A year ago at Christmas, doctors in Italy discovered Giulia had a gene mutation for Canavan disease.

“The doctors said, ‘We’re sorry, you must take care because she has no medication (to treat it). You can hug her and kiss her as much as possible, because she has only a few years of life’,” her father said.

With the hospital’s help, the Iovieno family found the ASPA trial and the work led by Gao and Dr. Gessler. They came to Boston in June and Giulia received treatment in August.

Giulia is one of three children to receive the highest dose of the gene therapy.

“After the gene therapy, we start to see another baby,” her mother said. “Now I know Giulia can look into my eyes.”

Her father said, “She smiles a lot. She’s becoming a funny girl. Now she’s starting to produce sound with her mouth. And she’s able to eat—she loves Ritz Crackers.”

He added, “Regardless of whether the therapy works, works a little, or doesn’t work at all, we are living a fantastic experience, and we will always be grateful to Prof. Gao, all the researchers, doctors and nurses for the opportunity we have had.

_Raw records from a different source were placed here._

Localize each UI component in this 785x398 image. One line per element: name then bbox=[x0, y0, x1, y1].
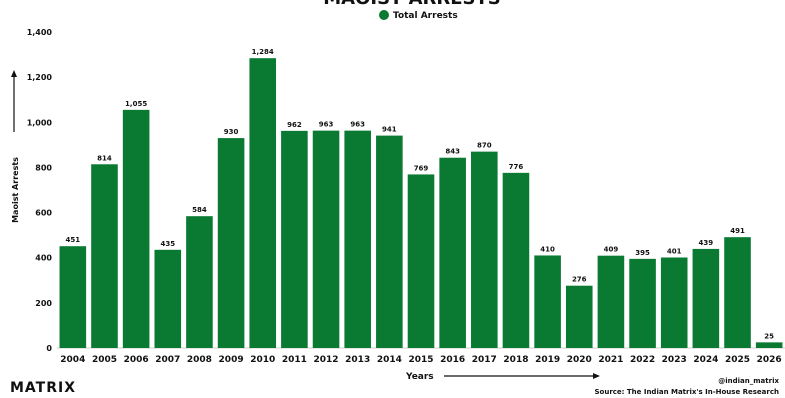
x-tick-2004: 2004 bbox=[60, 355, 85, 365]
x-tick-2012: 2012 bbox=[314, 355, 339, 365]
data-label-2022: 395 bbox=[635, 249, 650, 257]
x-tick-2017: 2017 bbox=[472, 355, 497, 365]
data-label-2008: 584 bbox=[192, 206, 207, 214]
x-tick-2023: 2023 bbox=[662, 355, 687, 365]
x-tick-2005: 2005 bbox=[92, 355, 117, 365]
bar-2007 bbox=[154, 249, 182, 348]
data-label-2015: 769 bbox=[414, 164, 429, 172]
data-label-2024: 439 bbox=[699, 239, 714, 247]
bar-2005 bbox=[91, 164, 118, 348]
data-label-2010: 1,284 bbox=[252, 48, 274, 56]
chart-title: MAOIST ARRESTS bbox=[323, 0, 501, 9]
bar-2020 bbox=[565, 285, 593, 348]
y-tick-label: 1,400 bbox=[27, 28, 53, 37]
y-tick-label: 0 bbox=[46, 344, 52, 353]
x-tick-2013: 2013 bbox=[345, 355, 370, 365]
x-tick-2011: 2011 bbox=[282, 355, 307, 365]
legend-label: Total Arrests bbox=[393, 11, 458, 21]
x-tick-2020: 2020 bbox=[567, 355, 592, 365]
bar-2023 bbox=[660, 257, 688, 348]
bar-2010 bbox=[249, 58, 277, 348]
x-tick-2009: 2009 bbox=[219, 355, 244, 365]
bar-2009 bbox=[217, 138, 245, 348]
data-label-2006: 1,055 bbox=[125, 100, 147, 108]
bar-2011 bbox=[281, 130, 308, 348]
y-tick-label: 1,000 bbox=[27, 118, 53, 127]
x-tick-2014: 2014 bbox=[377, 355, 402, 365]
x-tick-2018: 2018 bbox=[503, 355, 528, 365]
data-label-2019: 410 bbox=[540, 245, 555, 253]
x-tick-2016: 2016 bbox=[440, 355, 465, 365]
data-label-2018: 776 bbox=[509, 163, 524, 171]
bar-2024 bbox=[692, 248, 720, 348]
bar-2008 bbox=[186, 216, 213, 348]
legend: Total Arrests bbox=[379, 10, 458, 21]
bar-2021 bbox=[597, 255, 625, 348]
data-label-2009: 930 bbox=[224, 128, 239, 136]
x-tick-2015: 2015 bbox=[408, 355, 433, 365]
y-tick-label: 400 bbox=[35, 254, 52, 263]
bar-2022 bbox=[629, 258, 656, 348]
x-axis-ticks: 2004 2005 2006 2007 2008 2009 2010 2011 2012 2013… bbox=[60, 355, 781, 365]
data-label-2017: 870 bbox=[477, 142, 492, 150]
data-label-2014: 941 bbox=[382, 126, 397, 134]
social-handle: @indian_matrix bbox=[718, 377, 779, 385]
data-label-2025: 491 bbox=[730, 227, 745, 235]
data-label-2012: 963 bbox=[319, 121, 334, 129]
bar-2012 bbox=[312, 130, 340, 348]
y-tick-label: 800 bbox=[35, 163, 52, 172]
bar-2026 bbox=[755, 342, 783, 348]
x-axis-title: Years bbox=[405, 372, 600, 382]
y-axis-label: Maoist Arrests bbox=[11, 157, 20, 223]
data-label-2007: 435 bbox=[160, 240, 175, 248]
bar-2015 bbox=[407, 174, 435, 348]
data-label-2020: 276 bbox=[572, 276, 587, 284]
bar-2013 bbox=[344, 130, 371, 348]
y-tick-label: 600 bbox=[35, 209, 52, 218]
bars bbox=[59, 58, 783, 348]
bar-2014 bbox=[376, 135, 403, 348]
bar-2019 bbox=[534, 255, 561, 348]
x-tick-2008: 2008 bbox=[187, 355, 212, 365]
bar-2006 bbox=[122, 109, 150, 348]
bar-2004 bbox=[59, 246, 87, 348]
y-axis-title: Maoist Arrests bbox=[11, 70, 20, 223]
data-label-2013: 963 bbox=[350, 121, 365, 129]
brand-logo: MATRIX bbox=[10, 380, 76, 396]
bar-2025 bbox=[724, 237, 751, 348]
source-note: Source: The Indian Matrix's In-House Res… bbox=[594, 388, 779, 396]
x-tick-2024: 2024 bbox=[693, 355, 718, 365]
data-label-2004: 451 bbox=[66, 236, 81, 244]
data-label-2016: 843 bbox=[445, 148, 460, 156]
y-axis-ticks: 0 200 400 600 800 1,000 1,200 1,400 bbox=[27, 28, 53, 353]
y-tick-label: 1,200 bbox=[27, 73, 53, 82]
bar-2018 bbox=[502, 172, 530, 348]
x-tick-2010: 2010 bbox=[250, 355, 275, 365]
data-label-2026: 25 bbox=[764, 332, 774, 340]
x-tick-2006: 2006 bbox=[124, 355, 149, 365]
data-label-2011: 962 bbox=[287, 121, 302, 129]
y-tick-label: 200 bbox=[35, 299, 52, 308]
x-tick-2022: 2022 bbox=[630, 355, 655, 365]
bar-2016 bbox=[439, 157, 466, 348]
x-tick-2007: 2007 bbox=[155, 355, 180, 365]
x-axis-label: Years bbox=[405, 372, 434, 382]
data-labels: 451 814 1,055 435 584 930 1,284 962 963 963 941 769… bbox=[66, 48, 775, 340]
x-tick-2025: 2025 bbox=[725, 355, 750, 365]
x-tick-2019: 2019 bbox=[535, 355, 560, 365]
data-label-2005: 814 bbox=[97, 154, 112, 162]
data-label-2021: 409 bbox=[604, 246, 619, 254]
x-tick-2021: 2021 bbox=[598, 355, 623, 365]
bar-2017 bbox=[471, 151, 498, 348]
data-label-2023: 401 bbox=[667, 247, 682, 255]
legend-marker bbox=[379, 10, 389, 20]
x-tick-2026: 2026 bbox=[757, 355, 782, 365]
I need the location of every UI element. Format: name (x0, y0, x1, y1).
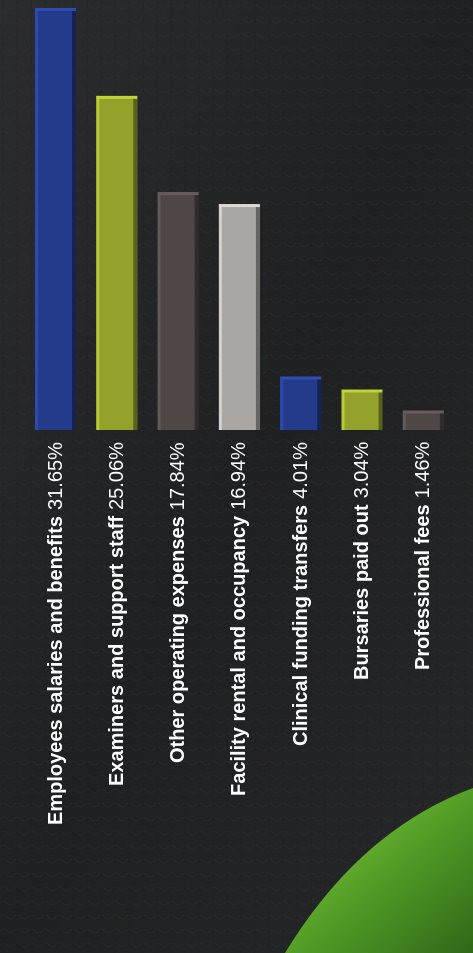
bar-body (341, 389, 383, 430)
bar-body (280, 376, 322, 430)
bar-edge-highlight (341, 389, 345, 430)
bar-body (157, 192, 199, 430)
bar-edge-shade (72, 8, 76, 430)
bars-group (35, 8, 444, 431)
bar-top-highlight (35, 8, 76, 11)
bar-label-3: Other operating expenses 17.84% (166, 442, 190, 763)
category-label: Facility rental and occupancy (228, 515, 251, 796)
bar-body (35, 8, 76, 430)
bar-edge-highlight (280, 376, 284, 430)
bar-top-highlight (341, 389, 383, 393)
bar-edge-shade (133, 95, 138, 431)
bar-label-1: Employees salaries and benefits 31.65% (44, 442, 68, 825)
bar-edge-shade (378, 389, 383, 430)
value-label: 1.46% (412, 441, 435, 499)
bar-4 (218, 204, 260, 430)
bar-1 (35, 8, 76, 430)
bar-edge-shade (255, 204, 260, 430)
bar-edge-highlight (218, 204, 222, 430)
bar-edge-highlight (157, 192, 161, 430)
value-label: 17.84% (167, 442, 190, 511)
bar-label-6: Bursaries paid out 3.04% (350, 442, 374, 680)
bar-top-highlight (96, 95, 138, 99)
bar-top-highlight (218, 204, 260, 208)
green-accent-shape (285, 788, 473, 953)
category-label: Employees salaries and benefits (44, 515, 67, 825)
bar-edge-highlight (96, 95, 100, 431)
category-label: Other operating expenses (167, 516, 190, 763)
bar-edge-shade (317, 376, 322, 430)
bar-7 (402, 410, 444, 430)
bar-edge-highlight (402, 410, 406, 430)
value-label: 25.06% (105, 442, 128, 510)
category-label: Clinical funding transfers (289, 504, 312, 746)
category-label: Professional fees (412, 504, 435, 670)
bar-top-highlight (280, 376, 322, 380)
bar-edge-shade (439, 410, 444, 430)
value-label: 3.04% (351, 441, 373, 499)
category-label: Examiners and support staff (105, 515, 128, 786)
bar-body (218, 204, 260, 430)
bar-edge-shade (194, 192, 199, 430)
bar-top-highlight (157, 192, 199, 196)
category-label: Bursaries paid out (351, 504, 373, 680)
bar-label-5: Clinical funding transfers 4.01% (289, 442, 313, 746)
bar-edge-highlight (35, 8, 38, 430)
bar-2 (96, 95, 138, 431)
bar-body (96, 95, 138, 431)
bar-label-2: Examiners and support staff 25.06% (105, 442, 129, 786)
value-label: 31.65% (44, 442, 67, 510)
bar-6 (341, 389, 383, 430)
bar-body (402, 410, 444, 430)
bar-5 (280, 376, 322, 430)
bar-3 (157, 192, 199, 430)
value-label: 4.01% (289, 442, 312, 499)
value-label: 16.94% (228, 442, 251, 510)
bar-top-highlight (402, 410, 444, 414)
bar-label-7: Professional fees 1.46% (411, 442, 435, 670)
bar-label-4: Facility rental and occupancy 16.94% (227, 442, 251, 796)
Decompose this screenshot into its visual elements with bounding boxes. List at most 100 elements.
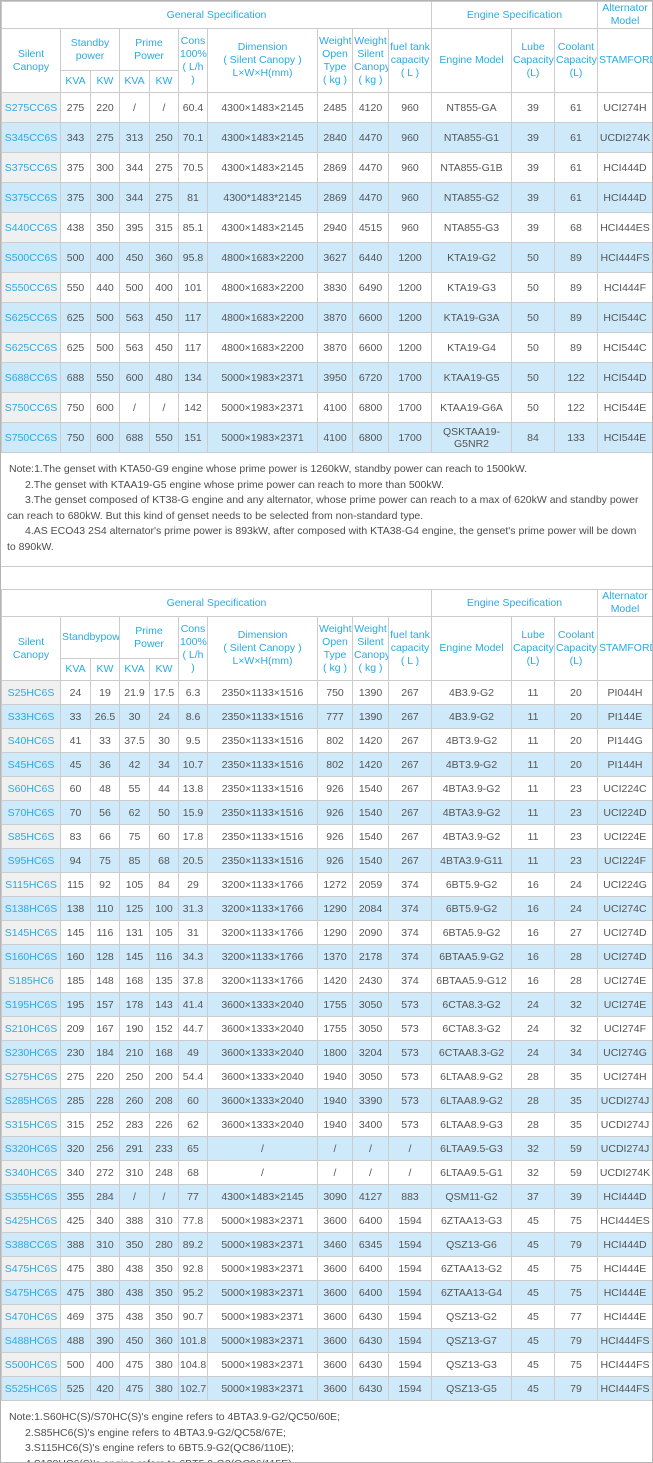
spec-cell: 4120 <box>352 92 389 123</box>
model-link[interactable]: S115HC6S <box>1 872 61 897</box>
model-link[interactable]: S355HC6S <box>1 1184 61 1209</box>
spec-cell: 62 <box>178 1112 208 1137</box>
model-link[interactable]: S500HC6S <box>1 1352 61 1377</box>
spec-cell: 313 <box>119 122 150 153</box>
model-link[interactable]: S160HC6S <box>1 944 61 969</box>
spec-cell: 6BT5.9-G2 <box>431 896 512 921</box>
spec-cell: 284 <box>90 1184 120 1209</box>
model-link[interactable]: S145HC6S <box>1 920 61 945</box>
model-link[interactable]: S185HC6 <box>1 968 61 993</box>
spec-cell: 3600 <box>317 1304 353 1329</box>
standby-kva-header: KVA <box>60 70 91 93</box>
spec-cell: 3870 <box>317 332 353 363</box>
model-link[interactable]: S275CC6S <box>1 92 61 123</box>
spec-cell: 3600 <box>317 1256 353 1281</box>
spec-cell: 500 <box>90 302 120 333</box>
spec-cell: 45 <box>60 752 91 777</box>
spec-cell: 420 <box>90 1376 120 1401</box>
table-row: S95HC6S 94 75 85 68 20.5 2350×1133×1516 926 1540… <box>1 848 652 873</box>
model-link[interactable]: S488HC6S <box>1 1328 61 1353</box>
spec-cell: 79 <box>554 1328 598 1353</box>
section-gap <box>1 567 652 589</box>
spec-cell: 960 <box>388 182 432 213</box>
spec-cell: 960 <box>388 122 432 153</box>
spec-cell: 926 <box>317 848 353 873</box>
model-link[interactable]: S470HC6S <box>1 1304 61 1329</box>
model-link[interactable]: S320HC6S <box>1 1136 61 1161</box>
spec-cell: 688 <box>119 422 150 453</box>
model-link[interactable]: S230HC6S <box>1 1040 61 1065</box>
spec-cell: 3090 <box>317 1184 353 1209</box>
model-link[interactable]: S750CC6S <box>1 392 61 423</box>
spec-cell: 151 <box>178 422 208 453</box>
note-line: 4.S138HC6(S)'s engine refers to 6BT5.9-G… <box>7 1457 646 1463</box>
spec-cell: 6345 <box>352 1232 389 1257</box>
spec-cell: 44.7 <box>178 1016 208 1041</box>
model-link[interactable]: S40HC6S <box>1 728 61 753</box>
spec-cell: 6800 <box>352 392 389 423</box>
spec-cell: KTA19-G3 <box>431 272 512 303</box>
model-link[interactable]: S195HC6S <box>1 992 61 1017</box>
model-link[interactable]: S375CC6S <box>1 182 61 213</box>
model-link[interactable]: S70HC6S <box>1 800 61 825</box>
silent-canopy-header: Silent Canopy <box>1 616 61 681</box>
model-link[interactable]: S85HC6S <box>1 824 61 849</box>
table-row: S475HC6S 475 380 438 350 95.2 5000×1983×2371 36… <box>1 1280 652 1305</box>
spec-cell: / <box>149 1184 179 1209</box>
model-link[interactable]: S33HC6S <box>1 704 61 729</box>
model-link[interactable]: S500CC6S <box>1 242 61 273</box>
model-link[interactable]: S625CC6S <box>1 302 61 333</box>
spec-cell: 360 <box>149 242 179 273</box>
model-link[interactable]: S475HC6S <box>1 1280 61 1305</box>
spec-cell: 6BTAA5.9-G12 <box>431 968 512 993</box>
model-link[interactable]: S315HC6S <box>1 1112 61 1137</box>
spec-cell: HCI544E <box>597 422 652 453</box>
model-link[interactable]: S625CC6S <box>1 332 61 363</box>
model-link[interactable]: S25HC6S <box>1 680 61 705</box>
spec-cell: 1594 <box>388 1232 432 1257</box>
model-link[interactable]: S345CC6S <box>1 122 61 153</box>
spec-cell: 95.2 <box>178 1280 208 1305</box>
model-link[interactable]: S138HC6S <box>1 896 61 921</box>
model-link[interactable]: S750CC6S <box>1 422 61 453</box>
spec-cell: 3050 <box>352 992 389 1017</box>
model-link[interactable]: S425HC6S <box>1 1208 61 1233</box>
spec-cell: 248 <box>149 1160 179 1185</box>
spec-cell: 168 <box>149 1040 179 1065</box>
model-link[interactable]: S525HC6S <box>1 1376 61 1401</box>
spec-cell: 35 <box>554 1064 598 1089</box>
spec-cell: 960 <box>388 92 432 123</box>
spec-cell: 1700 <box>388 392 432 423</box>
spec-cell: 27 <box>554 920 598 945</box>
model-link[interactable]: S340HC6S <box>1 1160 61 1185</box>
model-link[interactable]: S95HC6S <box>1 848 61 873</box>
spec-cell: 1700 <box>388 362 432 393</box>
spec-cell: 11 <box>511 728 555 753</box>
spec-cell: 388 <box>60 1232 91 1257</box>
spec-cell: 23 <box>554 824 598 849</box>
spec-cell: 5000×1983×2371 <box>207 1232 318 1257</box>
spec-cell: 3050 <box>352 1064 389 1089</box>
model-link[interactable]: S285HC6S <box>1 1088 61 1113</box>
model-link[interactable]: S688CC6S <box>1 362 61 393</box>
spec-cell: 37.8 <box>178 968 208 993</box>
model-link[interactable]: S475HC6S <box>1 1256 61 1281</box>
model-link[interactable]: S550CC6S <box>1 272 61 303</box>
spec-cell: 195 <box>60 992 91 1017</box>
table-row: S500HC6S 500 400 475 380 104.8 5000×1983×2371 3… <box>1 1352 652 1377</box>
model-link[interactable]: S45HC6S <box>1 752 61 777</box>
model-link[interactable]: S388CC6S <box>1 1232 61 1257</box>
spec-cell: HCI444FS <box>597 1328 652 1353</box>
model-link[interactable]: S440CC6S <box>1 212 61 243</box>
model-link[interactable]: S375CC6S <box>1 152 61 183</box>
spec-cell: NT855-GA <box>431 92 512 123</box>
model-link[interactable]: S60HC6S <box>1 776 61 801</box>
model-link[interactable]: S275HC6S <box>1 1064 61 1089</box>
spec-cell: 190 <box>119 1016 150 1041</box>
spec-cell: / <box>207 1136 318 1161</box>
notes-block-2: Note:1.S60HC(S)/S70HC(S)'s engine refers… <box>1 1401 652 1463</box>
spec-cell: 350 <box>149 1280 179 1305</box>
model-link[interactable]: S210HC6S <box>1 1016 61 1041</box>
table-row: S525HC6S 525 420 475 380 102.7 5000×1983×2371 3… <box>1 1376 652 1401</box>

“We feel lucky because we know children who are a little older than Giulia who unfortunately did not have this opportunity and we are sure that in the future children like Giulia will have a cure and will be able to lead a normal life.”

Looking back at the families with rare diseases who have participated in research and the progress that is being made, Gao told the trainees, “Keep dreaming. The dream may become true.”